The concept of affirmative action - which nobody can really deny is a discrimination based on race – made its quiet appearance in the mid-1960s, with all its attendant profound difficulties (Should the government discriminate at all on the basis of race? If you focus on ‘outcomes’ won’t you wind up undermining objective assessments of individuals? If you do that, won’t you actually be undermining the very individuals you are trying to help? What will happen to the perception that the government is legitimate because it is fair? How will everybody else in the country react to this favoritism?)

In regard to that last question, I note here that the Beltway’s solution was to include most of the country, by the late 1970s, as beneficiaries – for one or another reason – of such ‘preferential discrimination’: the various Identities that blossomed like Mao’s Hundred Flowers now constitute between 2/3s and 3/4s of the population – just about everybody except those White, Working-Class Males who ran the patriarchal and oppressive Industrial Culture … the Culture is gone now. Along with – who knew? – the genuine national wealth.

So Roberts has a point: logically speaking, the best way to stop X is to stop doing X. And he needn’t be (I don’t know enough about him to know for sure) a mere shill for wealth and corporate (and white and male) power to make this assertion. The preferential-discrimination theory has more than enough deeply troubling questions and truly alarming potential consequences built into it.

And at this point the Feds have hooked sooooo many folks on this thing …

Although the Feds have also lost all the Wealth that was necessary to fund it (you could take all of Bill Gates’s fortune tomorrow, and it will disappear into the low-reservoir of entitlement monies with hardly a bubble – and tomorrow you’d have to find another Gates, and the day after, and the day after …).

Rich avoids taking his chosen path all the way to the precipice, which – conceptually and historically – is just a sentence or two up ahead.

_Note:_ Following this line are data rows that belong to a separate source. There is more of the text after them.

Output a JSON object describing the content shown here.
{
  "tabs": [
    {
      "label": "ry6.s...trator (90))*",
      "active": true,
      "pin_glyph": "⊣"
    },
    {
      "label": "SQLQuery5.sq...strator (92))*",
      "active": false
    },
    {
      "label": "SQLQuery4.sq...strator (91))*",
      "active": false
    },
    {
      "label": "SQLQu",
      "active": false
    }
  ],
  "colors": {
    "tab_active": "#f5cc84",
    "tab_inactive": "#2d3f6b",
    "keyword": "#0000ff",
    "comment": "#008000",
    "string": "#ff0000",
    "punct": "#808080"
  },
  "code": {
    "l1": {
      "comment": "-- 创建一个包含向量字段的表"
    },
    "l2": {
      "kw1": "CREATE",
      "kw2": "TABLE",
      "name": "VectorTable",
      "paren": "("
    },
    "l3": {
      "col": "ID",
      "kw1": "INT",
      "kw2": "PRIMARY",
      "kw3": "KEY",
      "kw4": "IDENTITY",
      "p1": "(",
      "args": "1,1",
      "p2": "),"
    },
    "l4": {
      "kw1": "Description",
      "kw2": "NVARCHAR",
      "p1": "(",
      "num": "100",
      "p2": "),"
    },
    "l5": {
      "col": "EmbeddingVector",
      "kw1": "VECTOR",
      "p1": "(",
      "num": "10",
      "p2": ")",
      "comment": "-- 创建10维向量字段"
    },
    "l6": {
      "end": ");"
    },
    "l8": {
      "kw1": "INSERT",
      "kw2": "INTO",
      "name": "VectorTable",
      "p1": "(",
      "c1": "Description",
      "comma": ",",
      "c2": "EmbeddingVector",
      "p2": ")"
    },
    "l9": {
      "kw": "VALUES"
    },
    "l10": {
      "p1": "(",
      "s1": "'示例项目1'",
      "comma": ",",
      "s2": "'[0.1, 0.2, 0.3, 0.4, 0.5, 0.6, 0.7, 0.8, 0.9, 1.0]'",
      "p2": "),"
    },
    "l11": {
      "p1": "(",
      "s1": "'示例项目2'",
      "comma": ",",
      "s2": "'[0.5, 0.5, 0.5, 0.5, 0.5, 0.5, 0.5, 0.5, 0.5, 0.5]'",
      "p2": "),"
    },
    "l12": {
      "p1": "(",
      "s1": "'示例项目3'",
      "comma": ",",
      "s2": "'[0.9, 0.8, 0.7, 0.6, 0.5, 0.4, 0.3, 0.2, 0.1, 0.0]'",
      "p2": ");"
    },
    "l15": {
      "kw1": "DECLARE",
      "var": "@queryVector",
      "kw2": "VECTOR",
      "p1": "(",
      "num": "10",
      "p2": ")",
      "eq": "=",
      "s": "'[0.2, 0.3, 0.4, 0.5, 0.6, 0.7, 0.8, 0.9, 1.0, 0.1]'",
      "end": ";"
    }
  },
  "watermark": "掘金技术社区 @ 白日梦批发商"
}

Instead he takes a final trumping bipartisan swipe at the “delusional” nature of both Roberts and LBJ.

And thus can wrap up with a Big Finish: “America is still very much a work in progress”.

Ach ja! The brave words of the 1960s, though they were ringing with queasy hollowness in the 1970s, and then with brassy sheen in the 1980s, and then with smugly arrogant assurance in the 1990s, and then in quicker succession with violent and self-justifying arrogance in the early 00s, and then with a pathetic nostalgic sentimentality as the last of the herd of the Bubbles collapsed.

The buffalo are gone, the bubbles are gone.

This generation has a rendezvous with Destiny – and it has nobody to blame but … (fill in the blank).